Karena Indonesia belum membuat keputusan mengenai tenggat waktu untuk
konvergensi penuh dengan IFRS, fokus dari agenda penetapan standar saat ini adalah
menjaga jarak satu tahun antara standar akuntansi Indonesia dan IFRS
Kesimpulan
Keberhasilan program konvergensi IFRS Indonesia akan sangat ditentukan oleh seberapa
baik pembuat standar negara tersebut mengatasi masalah yang muncul selama masa transisi.
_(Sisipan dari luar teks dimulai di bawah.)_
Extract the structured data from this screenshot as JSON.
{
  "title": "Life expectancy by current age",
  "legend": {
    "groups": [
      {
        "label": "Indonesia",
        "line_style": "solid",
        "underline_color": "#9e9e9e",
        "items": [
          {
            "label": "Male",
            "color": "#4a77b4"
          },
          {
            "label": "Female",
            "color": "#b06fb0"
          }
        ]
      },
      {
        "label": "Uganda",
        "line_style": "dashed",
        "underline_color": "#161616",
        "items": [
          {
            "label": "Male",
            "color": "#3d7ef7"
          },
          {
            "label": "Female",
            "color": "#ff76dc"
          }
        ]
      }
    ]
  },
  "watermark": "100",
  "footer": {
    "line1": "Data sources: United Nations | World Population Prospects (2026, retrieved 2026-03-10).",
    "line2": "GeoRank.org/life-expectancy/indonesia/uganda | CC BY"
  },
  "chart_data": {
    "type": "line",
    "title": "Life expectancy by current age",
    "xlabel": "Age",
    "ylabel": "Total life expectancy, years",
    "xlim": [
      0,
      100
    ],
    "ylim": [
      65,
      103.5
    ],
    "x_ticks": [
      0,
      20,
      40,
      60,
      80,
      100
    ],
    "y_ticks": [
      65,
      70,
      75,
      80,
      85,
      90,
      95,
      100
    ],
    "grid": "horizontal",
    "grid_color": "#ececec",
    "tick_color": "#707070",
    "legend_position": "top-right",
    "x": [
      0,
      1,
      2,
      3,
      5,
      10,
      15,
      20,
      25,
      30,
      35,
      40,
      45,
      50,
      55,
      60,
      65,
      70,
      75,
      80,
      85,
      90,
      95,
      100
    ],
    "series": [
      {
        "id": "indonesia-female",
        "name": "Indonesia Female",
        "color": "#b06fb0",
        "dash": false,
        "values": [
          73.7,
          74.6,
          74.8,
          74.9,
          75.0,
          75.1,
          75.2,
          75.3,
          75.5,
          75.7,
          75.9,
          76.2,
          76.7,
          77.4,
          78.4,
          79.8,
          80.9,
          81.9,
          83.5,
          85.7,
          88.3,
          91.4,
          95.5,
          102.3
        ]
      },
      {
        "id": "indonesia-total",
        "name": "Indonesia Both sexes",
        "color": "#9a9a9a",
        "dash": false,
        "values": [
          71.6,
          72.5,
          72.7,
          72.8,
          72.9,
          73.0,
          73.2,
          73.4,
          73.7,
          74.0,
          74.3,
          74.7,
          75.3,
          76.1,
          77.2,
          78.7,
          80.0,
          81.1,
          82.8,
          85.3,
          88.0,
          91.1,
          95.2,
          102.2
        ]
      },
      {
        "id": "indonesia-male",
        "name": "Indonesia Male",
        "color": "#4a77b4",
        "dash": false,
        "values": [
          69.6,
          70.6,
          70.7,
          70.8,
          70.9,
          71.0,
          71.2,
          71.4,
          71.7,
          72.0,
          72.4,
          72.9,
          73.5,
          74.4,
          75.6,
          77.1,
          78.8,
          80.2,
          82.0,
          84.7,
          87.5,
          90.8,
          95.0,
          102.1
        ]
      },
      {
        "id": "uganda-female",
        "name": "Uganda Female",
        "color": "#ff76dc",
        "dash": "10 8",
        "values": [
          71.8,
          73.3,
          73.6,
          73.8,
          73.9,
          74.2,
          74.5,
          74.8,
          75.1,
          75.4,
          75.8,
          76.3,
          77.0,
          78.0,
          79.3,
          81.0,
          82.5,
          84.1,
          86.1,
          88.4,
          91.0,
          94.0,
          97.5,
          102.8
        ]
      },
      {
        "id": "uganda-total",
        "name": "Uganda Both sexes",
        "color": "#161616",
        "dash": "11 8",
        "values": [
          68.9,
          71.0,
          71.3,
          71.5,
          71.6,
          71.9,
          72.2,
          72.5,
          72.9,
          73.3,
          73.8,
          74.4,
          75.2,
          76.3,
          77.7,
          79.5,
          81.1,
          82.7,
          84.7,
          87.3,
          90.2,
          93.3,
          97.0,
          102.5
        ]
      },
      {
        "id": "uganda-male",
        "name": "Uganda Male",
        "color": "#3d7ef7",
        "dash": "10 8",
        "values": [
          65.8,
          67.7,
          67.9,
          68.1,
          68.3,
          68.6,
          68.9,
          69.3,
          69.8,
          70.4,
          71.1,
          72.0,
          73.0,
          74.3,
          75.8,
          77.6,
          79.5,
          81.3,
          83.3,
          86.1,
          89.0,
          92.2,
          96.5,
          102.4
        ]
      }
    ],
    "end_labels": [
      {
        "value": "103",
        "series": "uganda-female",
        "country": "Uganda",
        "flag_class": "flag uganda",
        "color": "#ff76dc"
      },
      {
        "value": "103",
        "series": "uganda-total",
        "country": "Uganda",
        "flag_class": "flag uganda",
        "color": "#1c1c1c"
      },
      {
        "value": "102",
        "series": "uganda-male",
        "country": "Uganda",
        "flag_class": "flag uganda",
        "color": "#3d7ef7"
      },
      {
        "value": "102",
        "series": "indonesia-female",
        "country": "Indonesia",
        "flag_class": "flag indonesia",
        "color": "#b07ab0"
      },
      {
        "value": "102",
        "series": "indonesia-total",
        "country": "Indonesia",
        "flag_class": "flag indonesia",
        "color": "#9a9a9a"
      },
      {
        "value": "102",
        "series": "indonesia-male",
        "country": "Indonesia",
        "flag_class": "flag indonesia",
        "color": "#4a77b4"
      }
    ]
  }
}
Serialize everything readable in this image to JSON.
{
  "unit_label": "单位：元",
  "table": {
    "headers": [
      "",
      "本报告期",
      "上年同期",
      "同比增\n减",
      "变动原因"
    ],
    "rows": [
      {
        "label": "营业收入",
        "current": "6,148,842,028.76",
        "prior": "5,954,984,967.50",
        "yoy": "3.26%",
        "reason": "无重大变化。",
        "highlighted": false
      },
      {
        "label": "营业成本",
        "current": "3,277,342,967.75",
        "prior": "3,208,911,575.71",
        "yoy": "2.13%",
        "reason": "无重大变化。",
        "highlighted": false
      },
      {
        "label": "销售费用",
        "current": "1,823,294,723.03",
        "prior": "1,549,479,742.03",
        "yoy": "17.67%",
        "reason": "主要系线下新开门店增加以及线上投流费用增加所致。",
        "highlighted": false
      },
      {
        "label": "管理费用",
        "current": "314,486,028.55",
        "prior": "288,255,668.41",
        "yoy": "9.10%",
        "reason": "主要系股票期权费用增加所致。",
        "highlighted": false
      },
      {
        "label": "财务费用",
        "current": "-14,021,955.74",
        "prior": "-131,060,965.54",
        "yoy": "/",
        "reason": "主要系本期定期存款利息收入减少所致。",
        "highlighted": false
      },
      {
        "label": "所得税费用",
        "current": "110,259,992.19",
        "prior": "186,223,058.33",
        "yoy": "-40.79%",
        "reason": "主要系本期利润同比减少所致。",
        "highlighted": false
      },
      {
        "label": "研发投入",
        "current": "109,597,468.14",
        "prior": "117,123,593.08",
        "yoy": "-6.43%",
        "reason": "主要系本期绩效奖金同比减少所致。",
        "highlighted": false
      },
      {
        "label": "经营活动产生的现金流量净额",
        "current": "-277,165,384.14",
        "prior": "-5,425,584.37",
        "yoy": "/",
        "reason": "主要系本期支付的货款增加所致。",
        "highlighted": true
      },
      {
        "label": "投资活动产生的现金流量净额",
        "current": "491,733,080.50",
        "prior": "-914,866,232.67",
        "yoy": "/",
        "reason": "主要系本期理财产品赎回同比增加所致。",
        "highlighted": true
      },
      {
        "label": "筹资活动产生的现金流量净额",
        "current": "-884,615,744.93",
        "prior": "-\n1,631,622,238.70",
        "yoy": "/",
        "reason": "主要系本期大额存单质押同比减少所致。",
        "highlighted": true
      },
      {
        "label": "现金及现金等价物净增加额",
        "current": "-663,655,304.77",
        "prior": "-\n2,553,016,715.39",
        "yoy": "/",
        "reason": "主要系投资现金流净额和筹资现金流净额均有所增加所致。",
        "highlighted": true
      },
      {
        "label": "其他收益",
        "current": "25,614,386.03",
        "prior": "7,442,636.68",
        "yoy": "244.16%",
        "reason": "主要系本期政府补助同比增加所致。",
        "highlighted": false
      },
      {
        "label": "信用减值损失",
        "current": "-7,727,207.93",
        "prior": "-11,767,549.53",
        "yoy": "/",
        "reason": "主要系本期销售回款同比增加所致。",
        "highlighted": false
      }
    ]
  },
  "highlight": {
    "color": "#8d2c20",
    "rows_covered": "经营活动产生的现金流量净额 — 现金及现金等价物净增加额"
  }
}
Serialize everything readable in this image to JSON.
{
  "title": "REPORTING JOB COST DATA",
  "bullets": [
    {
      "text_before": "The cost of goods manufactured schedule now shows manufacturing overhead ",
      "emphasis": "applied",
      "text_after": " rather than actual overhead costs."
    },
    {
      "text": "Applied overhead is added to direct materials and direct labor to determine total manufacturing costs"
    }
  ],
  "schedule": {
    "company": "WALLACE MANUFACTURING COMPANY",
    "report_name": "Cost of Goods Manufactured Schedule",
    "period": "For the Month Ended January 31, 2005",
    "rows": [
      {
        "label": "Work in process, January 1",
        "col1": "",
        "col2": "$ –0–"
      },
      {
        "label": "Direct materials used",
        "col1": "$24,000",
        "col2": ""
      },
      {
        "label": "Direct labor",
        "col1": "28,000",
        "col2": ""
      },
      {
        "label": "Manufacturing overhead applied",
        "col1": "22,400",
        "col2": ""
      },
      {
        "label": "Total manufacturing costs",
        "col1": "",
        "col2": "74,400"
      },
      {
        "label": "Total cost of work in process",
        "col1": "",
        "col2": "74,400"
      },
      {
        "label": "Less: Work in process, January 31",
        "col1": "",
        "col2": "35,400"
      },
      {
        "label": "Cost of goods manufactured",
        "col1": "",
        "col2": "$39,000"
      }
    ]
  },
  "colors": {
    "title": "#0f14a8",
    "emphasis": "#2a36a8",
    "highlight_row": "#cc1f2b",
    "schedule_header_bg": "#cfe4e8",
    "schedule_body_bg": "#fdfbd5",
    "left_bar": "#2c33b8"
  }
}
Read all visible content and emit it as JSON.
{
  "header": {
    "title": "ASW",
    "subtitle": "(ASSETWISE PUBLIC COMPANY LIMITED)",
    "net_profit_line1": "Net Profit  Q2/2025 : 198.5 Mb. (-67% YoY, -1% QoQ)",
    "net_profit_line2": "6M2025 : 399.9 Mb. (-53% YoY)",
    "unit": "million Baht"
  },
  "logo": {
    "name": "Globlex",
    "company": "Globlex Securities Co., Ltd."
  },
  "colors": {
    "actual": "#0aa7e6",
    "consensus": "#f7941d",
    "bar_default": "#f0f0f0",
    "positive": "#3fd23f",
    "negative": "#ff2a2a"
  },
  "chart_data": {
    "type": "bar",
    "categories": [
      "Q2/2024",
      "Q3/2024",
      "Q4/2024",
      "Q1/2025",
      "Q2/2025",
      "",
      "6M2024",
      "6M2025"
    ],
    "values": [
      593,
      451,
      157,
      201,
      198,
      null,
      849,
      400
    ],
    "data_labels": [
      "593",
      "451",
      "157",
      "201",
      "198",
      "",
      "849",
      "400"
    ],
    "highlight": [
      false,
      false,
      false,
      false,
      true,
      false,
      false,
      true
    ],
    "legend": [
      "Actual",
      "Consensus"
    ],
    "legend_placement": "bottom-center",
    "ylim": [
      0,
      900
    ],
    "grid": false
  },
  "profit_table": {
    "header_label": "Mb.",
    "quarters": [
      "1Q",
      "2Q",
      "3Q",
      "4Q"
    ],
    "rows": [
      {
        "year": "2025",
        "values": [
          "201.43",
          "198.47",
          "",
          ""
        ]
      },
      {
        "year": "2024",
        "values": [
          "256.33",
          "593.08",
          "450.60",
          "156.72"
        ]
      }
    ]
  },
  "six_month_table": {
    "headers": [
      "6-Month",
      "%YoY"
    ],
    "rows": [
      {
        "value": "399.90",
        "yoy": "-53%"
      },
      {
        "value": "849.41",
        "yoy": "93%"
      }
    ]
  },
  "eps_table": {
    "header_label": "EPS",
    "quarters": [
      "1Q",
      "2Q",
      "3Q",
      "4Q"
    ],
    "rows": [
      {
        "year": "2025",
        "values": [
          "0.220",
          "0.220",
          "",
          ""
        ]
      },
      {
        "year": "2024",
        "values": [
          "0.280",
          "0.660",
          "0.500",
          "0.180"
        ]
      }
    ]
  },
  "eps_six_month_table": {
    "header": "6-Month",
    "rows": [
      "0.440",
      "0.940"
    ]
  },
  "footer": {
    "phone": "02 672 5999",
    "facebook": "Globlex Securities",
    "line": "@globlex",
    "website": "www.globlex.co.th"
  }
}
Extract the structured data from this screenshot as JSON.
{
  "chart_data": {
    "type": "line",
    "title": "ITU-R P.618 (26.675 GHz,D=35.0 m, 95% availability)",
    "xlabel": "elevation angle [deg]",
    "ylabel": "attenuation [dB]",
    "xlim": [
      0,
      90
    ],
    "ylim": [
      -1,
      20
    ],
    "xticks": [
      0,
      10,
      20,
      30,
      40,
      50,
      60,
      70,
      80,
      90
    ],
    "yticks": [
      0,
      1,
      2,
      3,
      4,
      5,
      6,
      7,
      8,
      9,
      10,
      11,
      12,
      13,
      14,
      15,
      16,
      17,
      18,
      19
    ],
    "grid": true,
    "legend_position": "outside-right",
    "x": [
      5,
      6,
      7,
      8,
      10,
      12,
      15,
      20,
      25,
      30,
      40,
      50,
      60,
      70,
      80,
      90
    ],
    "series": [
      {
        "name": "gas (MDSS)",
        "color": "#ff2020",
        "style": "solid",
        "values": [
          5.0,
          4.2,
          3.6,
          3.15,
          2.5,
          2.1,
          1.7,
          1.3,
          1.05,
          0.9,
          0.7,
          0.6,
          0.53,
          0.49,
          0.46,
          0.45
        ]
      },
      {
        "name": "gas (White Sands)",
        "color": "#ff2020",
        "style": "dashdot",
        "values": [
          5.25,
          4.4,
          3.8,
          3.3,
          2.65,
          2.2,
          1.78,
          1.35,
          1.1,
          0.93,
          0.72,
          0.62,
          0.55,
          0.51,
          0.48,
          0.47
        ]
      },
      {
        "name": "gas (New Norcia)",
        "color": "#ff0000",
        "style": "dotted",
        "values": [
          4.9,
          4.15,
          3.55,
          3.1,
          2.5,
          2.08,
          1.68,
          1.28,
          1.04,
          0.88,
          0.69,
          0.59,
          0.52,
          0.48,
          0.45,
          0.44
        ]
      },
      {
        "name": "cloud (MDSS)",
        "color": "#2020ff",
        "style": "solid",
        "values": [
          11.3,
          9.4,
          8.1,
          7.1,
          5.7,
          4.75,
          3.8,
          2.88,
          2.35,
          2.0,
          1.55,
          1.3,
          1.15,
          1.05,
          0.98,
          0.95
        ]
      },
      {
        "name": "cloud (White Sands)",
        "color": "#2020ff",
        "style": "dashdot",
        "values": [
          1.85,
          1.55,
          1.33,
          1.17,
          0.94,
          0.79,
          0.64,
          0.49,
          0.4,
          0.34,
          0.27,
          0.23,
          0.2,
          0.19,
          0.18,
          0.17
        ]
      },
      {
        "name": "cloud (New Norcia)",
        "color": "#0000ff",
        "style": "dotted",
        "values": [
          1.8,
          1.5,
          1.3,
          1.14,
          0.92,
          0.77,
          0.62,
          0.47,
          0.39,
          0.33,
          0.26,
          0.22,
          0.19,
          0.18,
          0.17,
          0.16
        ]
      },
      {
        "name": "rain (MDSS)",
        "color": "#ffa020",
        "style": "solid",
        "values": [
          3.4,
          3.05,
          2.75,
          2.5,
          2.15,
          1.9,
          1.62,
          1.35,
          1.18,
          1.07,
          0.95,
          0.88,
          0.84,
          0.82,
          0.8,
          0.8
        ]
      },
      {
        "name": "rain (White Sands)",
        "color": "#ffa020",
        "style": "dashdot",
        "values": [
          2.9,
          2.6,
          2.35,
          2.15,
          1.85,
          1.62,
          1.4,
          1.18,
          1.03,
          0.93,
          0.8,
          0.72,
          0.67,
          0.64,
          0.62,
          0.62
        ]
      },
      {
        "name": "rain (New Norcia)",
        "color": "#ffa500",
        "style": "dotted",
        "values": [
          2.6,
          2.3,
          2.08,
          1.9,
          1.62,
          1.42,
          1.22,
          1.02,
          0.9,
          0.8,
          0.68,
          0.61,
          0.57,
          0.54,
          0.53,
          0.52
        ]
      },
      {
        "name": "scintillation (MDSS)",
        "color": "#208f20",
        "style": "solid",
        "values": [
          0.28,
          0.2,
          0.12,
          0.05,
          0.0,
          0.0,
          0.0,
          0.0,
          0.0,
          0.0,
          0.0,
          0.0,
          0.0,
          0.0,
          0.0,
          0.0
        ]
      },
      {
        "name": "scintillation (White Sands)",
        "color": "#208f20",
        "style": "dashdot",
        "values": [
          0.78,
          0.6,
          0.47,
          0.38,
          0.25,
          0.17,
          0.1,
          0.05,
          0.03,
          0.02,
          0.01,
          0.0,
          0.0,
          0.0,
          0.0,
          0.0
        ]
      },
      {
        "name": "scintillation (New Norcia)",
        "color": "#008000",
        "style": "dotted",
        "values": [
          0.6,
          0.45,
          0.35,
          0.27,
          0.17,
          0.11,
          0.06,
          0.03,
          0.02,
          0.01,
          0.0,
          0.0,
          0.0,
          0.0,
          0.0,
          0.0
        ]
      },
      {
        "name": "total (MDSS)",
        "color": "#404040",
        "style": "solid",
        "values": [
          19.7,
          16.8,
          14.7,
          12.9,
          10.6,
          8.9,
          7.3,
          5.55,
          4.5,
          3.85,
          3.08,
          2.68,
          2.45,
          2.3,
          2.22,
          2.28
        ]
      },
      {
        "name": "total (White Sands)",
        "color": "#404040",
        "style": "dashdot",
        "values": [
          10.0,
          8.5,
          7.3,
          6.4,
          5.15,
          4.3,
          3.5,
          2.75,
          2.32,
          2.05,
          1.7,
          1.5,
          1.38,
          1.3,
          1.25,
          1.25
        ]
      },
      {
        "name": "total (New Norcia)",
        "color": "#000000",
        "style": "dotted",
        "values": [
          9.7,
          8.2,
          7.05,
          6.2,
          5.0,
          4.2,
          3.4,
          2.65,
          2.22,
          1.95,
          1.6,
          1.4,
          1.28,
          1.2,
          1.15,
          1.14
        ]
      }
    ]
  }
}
Pengalaman Indonesia dengan IFRS tertentu yang baru diadopsi telah menunjukkan bahwa
kesiapan industri untuk mengimplementasikan standar akuntansi yang baru dapat
memengaruhi kecepatan program konvergensi. Kemampuan akuntan profesional untuk
memberikan pertimbangan dalam penerapan IFRS juga penting untuk mencapai penerapan
yang konsisten dari standar ini dalam konteks Indonesia. Masalah-masalah ini telah
memerlukan program pendidikan IFRS yang dapat membiasakan akuntan profesional dengan
standar akuntansi yang baru diadopsi. Seiring dengan upaya Indonesia untuk menghilangkan
ketidakkonsistenan yang tersisa antara standar akuntansi nasional dan IFRS, masalah seperti
sejauh mana modifikasi dilakukan terhadap standar yang diadopsi, laju perubahan yang cepat
dalam IFRS, dan masalah terjemahan dari bahasa Inggris ke bahasa nasional patut mendapat
perhatian khusus, pertimbangan dari pembuat standar.